As for Merrick, he and Ruddick parted company in spring 1925 and Merrick and his only child, Marlowe, formed Harry H. Merrick and Company, which the Times reported would be “specializing in the development and management of high-grade subdivisions and in the wholesaling of real estate.” One man was quoted by the paper as prognosticating that “in the next year or two, when homes line up row on row in the Hollywood foothills and the San Fernando Valley, all of us will make a sweeping gesture and say, ‘there stands a vast monument to Harry Merrick.”

The best known of Merrick’s work towards the latter part of the Twenties was through his firm’s role as one of the managing sales directors for the Central Motion Picture District, Inc. and its Studio City project. He also, however, began to wield some significant political influence, but, as the decade came to an end, so did his career. In late 1929 it was revealed that Merrick was paid a commission of $35,000 by the contractors building the San Gabriel Dam in the canyon of that name above Azusa as part of a $5 million surety bond for the large-scale project.

Los Angeles Illustrated Daily News, 27 June 1930.

The main problem is that any commission, written into the contact, was to go to charity because no substantial work was to come out of arranging for the surety bond. The Los Angeles Illustrated Daily News exposed the affair in June 1930, noting that Merrick was able to secure an option on the land where the Big Tujunga Dam was built just prior to its acquisition by the county and that he was a “collector of campaign funds” for at least two of the five county supervisors.
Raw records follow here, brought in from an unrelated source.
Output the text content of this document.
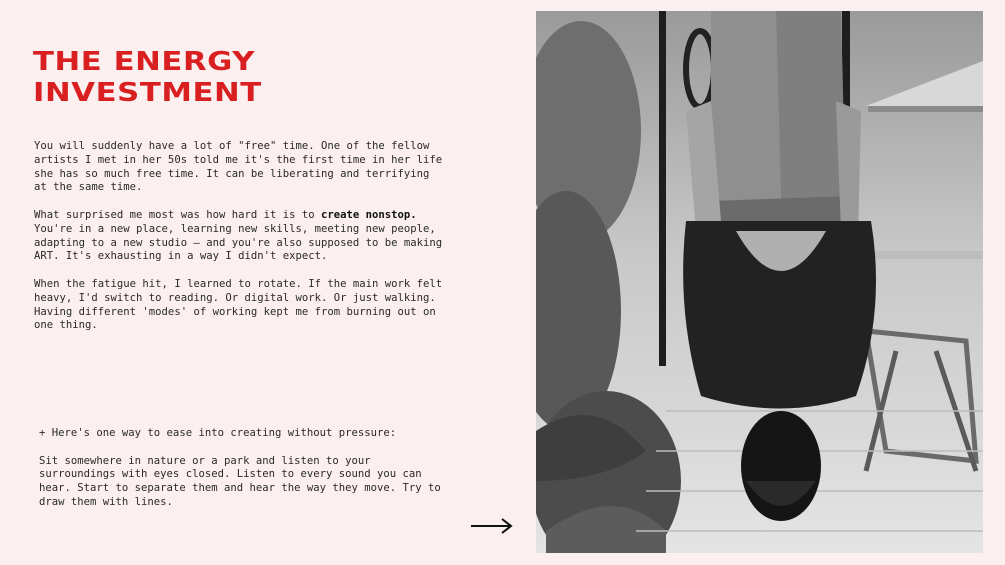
THE ENERGY
INVESTMENT

You will suddenly have a lot of "free" time. One of the fellow artists I met in her 50s told me it's the first time in her life she has so much free time. It can be liberating and terrifying at the same time.

What surprised me most was how hard it is to create nonstop. You're in a new place, learning new skills, meeting new people, adapting to a new studio – and you're also supposed to be making ART. It's exhausting in a way I didn't expect.

When the fatigue hit, I learned to rotate. If the main work felt heavy, I'd switch to reading. Or digital work. Or just walking. Having different 'modes' of working kept me from burning out on one thing.

+ Here's one way to ease into creating without pressure:

Sit somewhere in nature or a park and listen to your surroundings with eyes closed. Listen to every sound you can hear. Start to separate them and hear the way they move. Try to draw them with lines.
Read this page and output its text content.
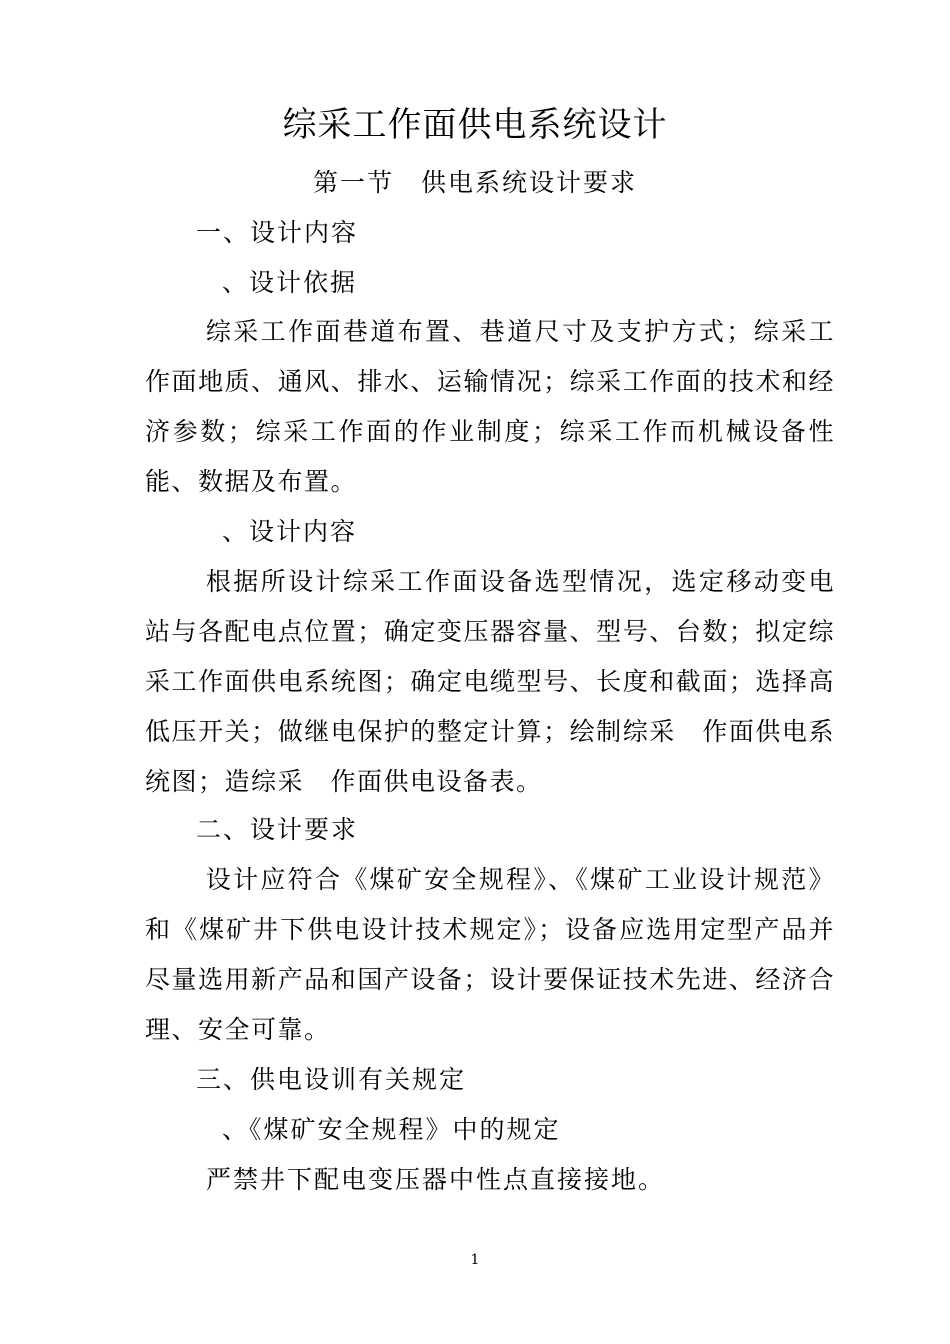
综采工作面供电系统设计
第一节　供电系统设计要求
一、设计内容
、设计依据
综采工作面巷道布置、巷道尺寸及支护方式；综采工作面地质、通风、排水、运输情况；综采工作面的技术和经济参数；综采工作面的作业制度；综采工作而机械设备性能、数据及布置。
、设计内容
根据所设计综采工作面设备选型情况，选定移动变电站与各配电点位置；确定变压器容量、型号、台数；拟定综采工作面供电系统图；确定电缆型号、长度和截面；选择高低压开关；做继电保护的整定计算；绘制综采　作面供电系统图；造综采　作面供电设备表。
二、设计要求
设计应符合《煤矿安全规程》、《煤矿工业设计规范》和《煤矿井下供电设计技术规定》；设备应选用定型产品并尽量选用新产品和国产设备；设计要保证技术先进、经济合理、安全可靠。
三、供电设训有关规定
、《煤矿安全规程》中的规定
严禁井下配电变压器中性点直接接地。
1
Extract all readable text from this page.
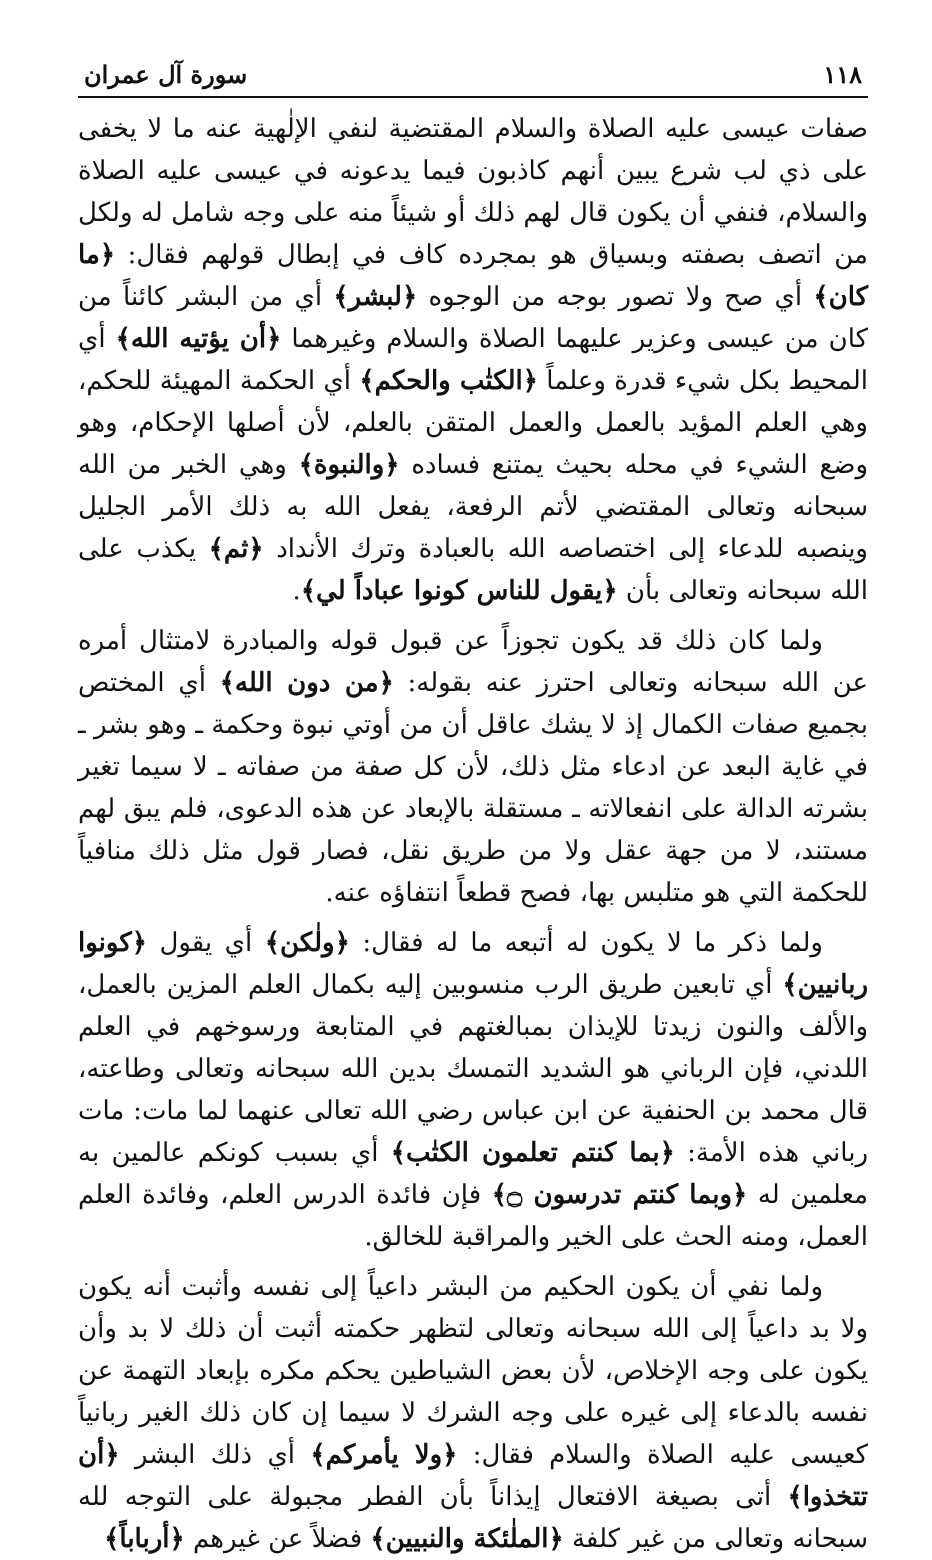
١١٨
سورة آل عمران

صفات عيسى عليه الصلاة والسلام المقتضية لنفي الإلٰهية عنه ما لا يخفى على ذي لب شرع يبين أنهم كاذبون فيما يدعونه في عيسى عليه الصلاة والسلام، فنفي أن يكون قال لهم ذلك أو شيئاً منه على وجه شامل له ولكل من اتصف بصفته وبسياق هو بمجرده كاف في إبطال قولهم فقال: ﴿ما كان﴾ أي صح ولا تصور بوجه من الوجوه ﴿لبشر﴾ أي من البشر كائناً من كان من عيسى وعزير عليهما الصلاة والسلام وغيرهما ﴿أن يؤتيه الله﴾ أي المحيط بكل شيء قدرة وعلماً ﴿الكتٰب والحكم﴾ أي الحكمة المهيئة للحكم، وهي العلم المؤيد بالعمل والعمل المتقن بالعلم، لأن أصلها الإحكام، وهو وضع الشيء في محله بحيث يمتنع فساده ﴿والنبوة﴾ وهي الخبر من الله سبحانه وتعالى المقتضي لأتم الرفعة، يفعل الله به ذلك الأمر الجليل وينصبه للدعاء إلى اختصاصه الله بالعبادة وترك الأنداد ﴿ثم﴾ يكذب على الله سبحانه وتعالى بأن ﴿يقول للناس كونوا عباداً لي﴾.

ولما كان ذلك قد يكون تجوزاً عن قبول قوله والمبادرة لامتثال أمره عن الله سبحانه وتعالى احترز عنه بقوله: ﴿من دون الله﴾ أي المختص بجميع صفات الكمال إذ لا يشك عاقل أن من أوتي نبوة وحكمة ـ وهو بشر ـ في غاية البعد عن ادعاء مثل ذلك، لأن كل صفة من صفاته ـ لا سيما تغير بشرته الدالة على انفعالاته ـ مستقلة بالإبعاد عن هذه الدعوى، فلم يبق لهم مستند، لا من جهة عقل ولا من طريق نقل، فصار قول مثل ذلك منافياً للحكمة التي هو متلبس بها، فصح قطعاً انتفاؤه عنه.

ولما ذكر ما لا يكون له أتبعه ما له فقال: ﴿ولٰكن﴾ أي يقول ﴿كونوا ربانيين﴾ أي تابعين طريق الرب منسوبين إليه بكمال العلم المزين بالعمل، والألف والنون زيدتا للإيذان بمبالغتهم في المتابعة ورسوخهم في العلم اللدني، فإن الرباني هو الشديد التمسك بدين الله سبحانه وتعالى وطاعته، قال محمد بن الحنفية عن ابن عباس رضي الله تعالى عنهما لما مات: مات رباني هذه الأمة: ﴿بما كنتم تعلمون الكتٰب﴾ أي بسبب كونكم عالمين به معلمين له ﴿وبما كنتم تدرسون ۝﴾ فإن فائدة الدرس العلم، وفائدة العلم العمل، ومنه الحث على الخير والمراقبة للخالق.

ولما نفي أن يكون الحكيم من البشر داعياً إلى نفسه وأثبت أنه يكون ولا بد داعياً إلى الله سبحانه وتعالى لتظهر حكمته أثبت أن ذلك لا بد وأن يكون على وجه الإخلاص، لأن بعض الشياطين يحكم مكره بإبعاد التهمة عن نفسه بالدعاء إلى غيره على وجه الشرك لا سيما إن كان ذلك الغير ربانياً كعيسى عليه الصلاة والسلام فقال: ﴿ولا يأمركم﴾ أي ذلك البشر ﴿أن تتخذوا﴾ أتى بصيغة الافتعال إيذاناً بأن الفطر مجبولة على التوجه لله سبحانه وتعالى من غير كلفة ﴿الملٰئكة والنبيين﴾ فضلاً عن غيرهم ﴿أرباباً﴾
Merrick, whose official business by then was as an insurance broker, conducted an interview with the paper to, naturally, deny any accusations of wrongdoing, but the Daily News made it sound as if he was a political machine boss along the lines of Kent Parrot, the “chief adviser” for Mayor George Cryer, who held that post for most of the Twenties. Merrick compounded his problems by seeking the ouster of Cryer’s successor, John C. Porter, on an accusation of the misuse of campaign funds, but then found himself investigated by the federal government for tax evasion on his 1929 income, including the $35k he pocketed in the San Gabriel Dam deal.

Times, 17 May 1932.

Though he and his treasurer, Clarence Butterfield, filed not guilty pleas, they changed their tune in May 1932 and admitted their guilt. The judge, lambasting the pair for engaging in illegalities of such “extreme gravity,” sentenced them to a year and a day in the McNeil Island federal prison in the lower Puget Sound near Tacoma, Washington, while a $1,500 fine was also levied. After eight months, Merrick was paroled, but declared bankruptcy, stating he could not afford to pay the fine.

His wife died in 1938 and Merrick spent a couple of years living in Washington, D.C., where his son worked as a civil engineer, and apparently worked as a corporation lawyer. In 1940, he decided to spend more time in Mexico and, a year later, traveled to Rio de Janeiro, Brazil. From there, the trail runs cold and it may be that he died in that South American country.

As to a “vast monument” to his name that would keep him in the memories of Angelenos, that, of course, did not happen either. If anything, he might now be remembered as a black stain on the “white spot” left from the failed promises of the GLAA, even if there was a major industrial boom in the Twenties that presaged the one that emerged during and after the Second World War.